In particular, we’ll dive into the following areas;

  • Corporate Influence. Are the brands financial goals clear and aligned with the expectations of corporate? Are the resources being deployed enough to support the achievement of those goals? Will the brand goals remain unchanged in the event of under performance by another brand or division?
  • Revenues. Is there a defined revenue plan in place that has been developed in the spirit of longer term sustainable and healthy growth for the brand? Is the brand constantly being challenged with pushing last-minute & unplanned revenue to offset a lack of performance by another brand or division. Is the revenue plan supported by the proper product initiatives and investment to see the plan realized? Is the revenue plan properly detailed by channel, product line, key customers, or similar detail? Macro level plans are only hope in disguise.
  • Cost Management. Are the projected margins for the product offerings, as well as the channel strategies, aligned with the expected outcome? Do you have the proper contingencies in place should there be a disruption in costs or supply chain? Are suppliers being paid as negotiated by corporate or are late payments affecting what might potentially be the optimum product costing?
  • Inventory Management. Is the brand being given the latitude to make the proper inventory investments to fund the planned growth? Are inventory resources constrained due to the lack of performance by another brand or division? Are you managing the brands inventory levels so as to maximize margin performance, avoid potential brand dilution in the market, as well as optimize cash flows?
  • Expense Management. What is the trend of operating expenses for the brand relative to historicals, as well as against expectations for the current plan? Is the brand continually seeing an improvement as a percentage of revenues or do they continue to grow disproportionately? Are you being denied the proper resources by corporate in order to offset non-performance by other brands or divisions? Do you have the proper staffing to execute on the original plan? Is a current lack of proper headcount creating risk that may not be seen for a few more Quarters but is allowing corporate to show more favorable results in the current results?
  • Quality of staffing and accountability.  Is the brand employing the right talent to deliver on what the brand has promised to corporate? Is the brand being given the latitude by corporate to execute on the plan that was delivered, and possible communicated in a public manner, or was it an exercise in futility? Are the levels of accountability the same across all brands or divisions? Does the same commitment to top talent extend across all brands or divisions or do results tend to be overlooked in favor of tenure? Is there a consistent level of communication across the brand relative to goals, progress, and commending the team for what has been accomplished?

Each one of these areas will be looked at in more detail. What is interesting to watch unfold is how each of these areas, even by themselves, can have a material impact on profitability.
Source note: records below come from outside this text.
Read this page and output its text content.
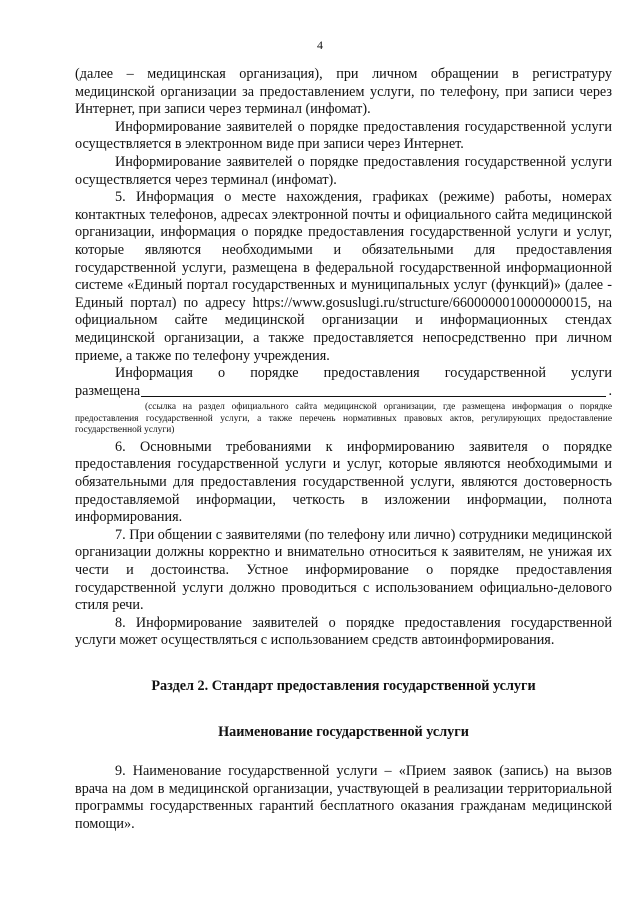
4

(далее – медицинская организация), при личном обращении в регистратуру медицинской организации за предоставлением услуги, по телефону, при записи через Интернет, при записи через терминал (инфомат).

Информирование заявителей о порядке предоставления государственной услуги осуществляется в электронном виде при записи через Интернет.

Информирование заявителей о порядке предоставления государственной услуги осуществляется через терминал (инфомат).

5. Информация о месте нахождения, графиках (режиме) работы, номерах контактных телефонов, адресах электронной почты и официального сайта медицинской организации, информация о порядке предоставления государственной услуги и услуг, которые являются необходимыми и обязательными для предоставления государственной услуги, размещена в федеральной государственной информационной системе «Единый портал государственных и муниципальных услуг (функций)» (далее - Единый портал) по адресу https://www.gosuslugi.ru/structure/6600000010000000015, на официальном сайте медицинской организации и информационных стендах медицинской организации, а также предоставляется непосредственно при личном приеме, а также по телефону учреждения.

Информация о порядке предоставления государственной услуги

размещена	.
(ссылка на раздел официального сайта медицинской организации, где размещена информация о порядке предоставления государственной услуги, а также перечень нормативных правовых актов, регулирующих предоставление государственной услуги)

6. Основными требованиями к информированию заявителя о порядке предоставления государственной услуги и услуг, которые являются необходимыми и обязательными для предоставления государственной услуги, являются достоверность предоставляемой информации, четкость в изложении информации, полнота информирования.

7. При общении с заявителями (по телефону или лично) сотрудники медицинской организации должны корректно и внимательно относиться к заявителям, не унижая их чести и достоинства. Устное информирование о порядке предоставления государственной услуги должно проводиться с использованием официально-делового стиля речи.

8. Информирование заявителей о порядке предоставления государственной услуги может осуществляться с использованием средств автоинформирования.

Раздел 2. Стандарт предоставления государственной услуги
Наименование государственной услуги

9. Наименование государственной услуги – «Прием заявок (запись) на вызов врача на дом в медицинской организации, участвующей в реализации территориальной программы государственных гарантий бесплатного оказания гражданам медицинской помощи».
Take a combination of these and you then see how the effect is millions of dollars that are lost throughout the year. Not lost in a theoretical sense, but realistically lost and are NEVER regained. It’s not just the potential loss that might happen over a few Quarters, but that loss combined with the opportunity cost in the time spent rebuilding. Add to this the loss of key players who leave to align themselves with better performance and you lose some of that core brand knowledge that is so critical for the rebuild.